O colete refletivo poderá se tornar um item obrigatório dentro dos veículos no Brasil. É o que prevê o Projeto de Lei (PL) 282/2026, apresentado pelo deputado federal Defensor Stélio Dener (Republicanos-RR).
Segundo o texto, o equipamento deverá ser utilizado pelo condutor — e, sempre que possível, também pelos demais ocupantes — quando houver imobilização do veículo em vias públicas. A regra se aplicaria especialmente em rodovias, vias de trânsito rápido ou locais com baixa visibilidade.
A proposta estabelece que o colete seja usado sempre que o motorista precisar sair do veículo após uma parada inesperada. Entre as situações citadas estão pane mecânica ou elétrica, acidente, falta de combustível, necessidade de manutenção emergencial ou qualquer outro cenário que exija a permanência do condutor fora do carro sobre a via.
O projeto também determina que veículos automotores fabricados a partir de 12 meses após a publicação da eventual lei passem a sair de fábrica com pelo menos um colete refletivo de segurança.
De acordo com o texto, a exigência não teria efeito retroativo para quem já possui um veículo. “Este Projeto de Lei não impõe custos retroativos aos proprietários de veículos já em circulação”, afirma a proposta.

Caso seja aprovado pelo Congresso Nacional, caberá ao Conselho Nacional de Trânsito (Contran) regulamentar as situações específicas de uso do colete, além de definir critérios e possíveis exceções para a obrigatoriedade do item.
Qual o motivo do uso do colete?
O autor do projeto justifica a proposta citando acidentes fatais que ocorrem durante paradas em rodovias. Segundo ele, muitas ocorrências não acontecem apenas no impacto inicial.
“Grande parte dos acidentes fatais em rodovias brasileiras ocorre não apenas no impacto inicial, mas durante paradas emergenciais, quando condutores e passageiros permanecem fora do veículo, muitas vezes à noite ou em condições de baixa visibilidade, tornando-se praticamente invisíveis para outros motoristas”, afirma.
Ainda de acordo com o parlamentar, o uso de vestimentas retrorrefletivas aumenta significativamente a distância em que uma pessoa pode ser percebida por outros motoristas, o que ajudaria a reduzir o risco de atropelamentos ou novos acidentes.
Dener também menciona que diversos países adotam o colete refletivo como item obrigatório de segurança veicular.
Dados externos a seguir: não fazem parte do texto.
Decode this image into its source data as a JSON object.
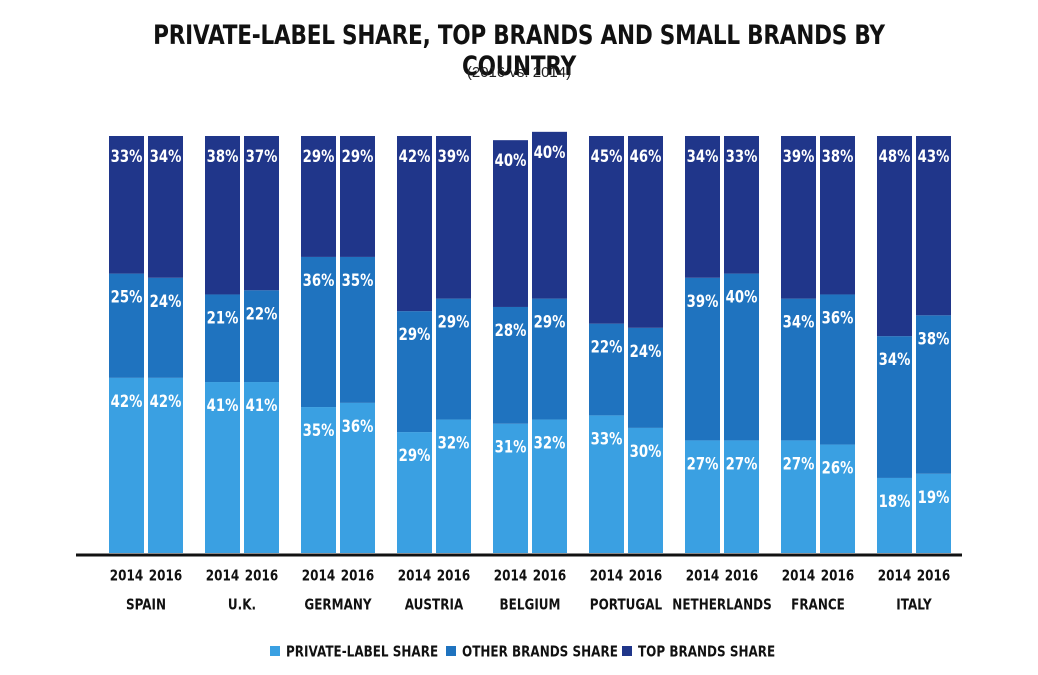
{
  "chart_data": {
    "type": "bar",
    "stacked": true,
    "title": "PRIVATE-LABEL SHARE, TOP BRANDS AND SMALL BRANDS BY COUNTRY",
    "subtitle": "(2016 vs. 2014)",
    "countries": [
      "SPAIN",
      "U.K.",
      "GERMANY",
      "AUSTRIA",
      "BELGIUM",
      "PORTUGAL",
      "NETHERLANDS",
      "FRANCE",
      "ITALY"
    ],
    "years": [
      "2014",
      "2016"
    ],
    "ylim": [
      0,
      100
    ],
    "grid": false,
    "legend_position": "bottom",
    "series": [
      {
        "name": "PRIVATE-LABEL SHARE",
        "color": "#3aa0e2",
        "values": [
          [
            42,
            42
          ],
          [
            41,
            41
          ],
          [
            35,
            36
          ],
          [
            29,
            32
          ],
          [
            31,
            32
          ],
          [
            33,
            30
          ],
          [
            27,
            27
          ],
          [
            27,
            26
          ],
          [
            18,
            19
          ]
        ],
        "labels": [
          [
            "42%",
            "42%"
          ],
          [
            "41%",
            "41%"
          ],
          [
            "35%",
            "36%"
          ],
          [
            "29%",
            "32%"
          ],
          [
            "31%",
            "32%"
          ],
          [
            "33%",
            "30%"
          ],
          [
            "27%",
            "27%"
          ],
          [
            "27%",
            "26%"
          ],
          [
            "18%",
            "19%"
          ]
        ]
      },
      {
        "name": "OTHER BRANDS SHARE",
        "color": "#1f73bf",
        "values": [
          [
            25,
            24
          ],
          [
            21,
            22
          ],
          [
            36,
            35
          ],
          [
            29,
            29
          ],
          [
            28,
            29
          ],
          [
            22,
            24
          ],
          [
            39,
            40
          ],
          [
            34,
            36
          ],
          [
            34,
            38
          ]
        ],
        "labels": [
          [
            "25%",
            "24%"
          ],
          [
            "21%",
            "22%"
          ],
          [
            "36%",
            "35%"
          ],
          [
            "29%",
            "29%"
          ],
          [
            "28%",
            "29%"
          ],
          [
            "22%",
            "24%"
          ],
          [
            "39%",
            "40%"
          ],
          [
            "34%",
            "36%"
          ],
          [
            "34%",
            "38%"
          ]
        ]
      },
      {
        "name": "TOP BRANDS SHARE",
        "color": "#20368a",
        "values": [
          [
            33,
            34
          ],
          [
            38,
            37
          ],
          [
            29,
            29
          ],
          [
            42,
            39
          ],
          [
            40,
            40
          ],
          [
            45,
            46
          ],
          [
            34,
            33
          ],
          [
            39,
            38
          ],
          [
            48,
            43
          ]
        ],
        "labels": [
          [
            "33%",
            "34%"
          ],
          [
            "38%",
            "37%"
          ],
          [
            "29%",
            "29%"
          ],
          [
            "42%",
            "39%"
          ],
          [
            "40%",
            "40%"
          ],
          [
            "45%",
            "46%"
          ],
          [
            "34%",
            "33%"
          ],
          [
            "39%",
            "38%"
          ],
          [
            "48%",
            "43%"
          ]
        ]
      }
    ]
  }
}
Entre os exemplos citados está o Chile, onde o equipamento deve ficar dentro do automóvel — geralmente no porta-luvas — e ser utilizado sempre que o motorista precisar sair do veículo em rodovias.
Segundo o deputado, a medida teria baixo custo unitário e alto potencial preventivo, além de não provocar impacto relevante no preço final dos veículos.
Tramitação
O Projeto de Lei foi apresentado em 4 de fevereiro e atualmente tramita na Mesa Diretora da Câmara dos Deputados. O órgão deverá definir quais comissões temáticas irão analisar a proposta antes que ela possa seguir para eventual votação.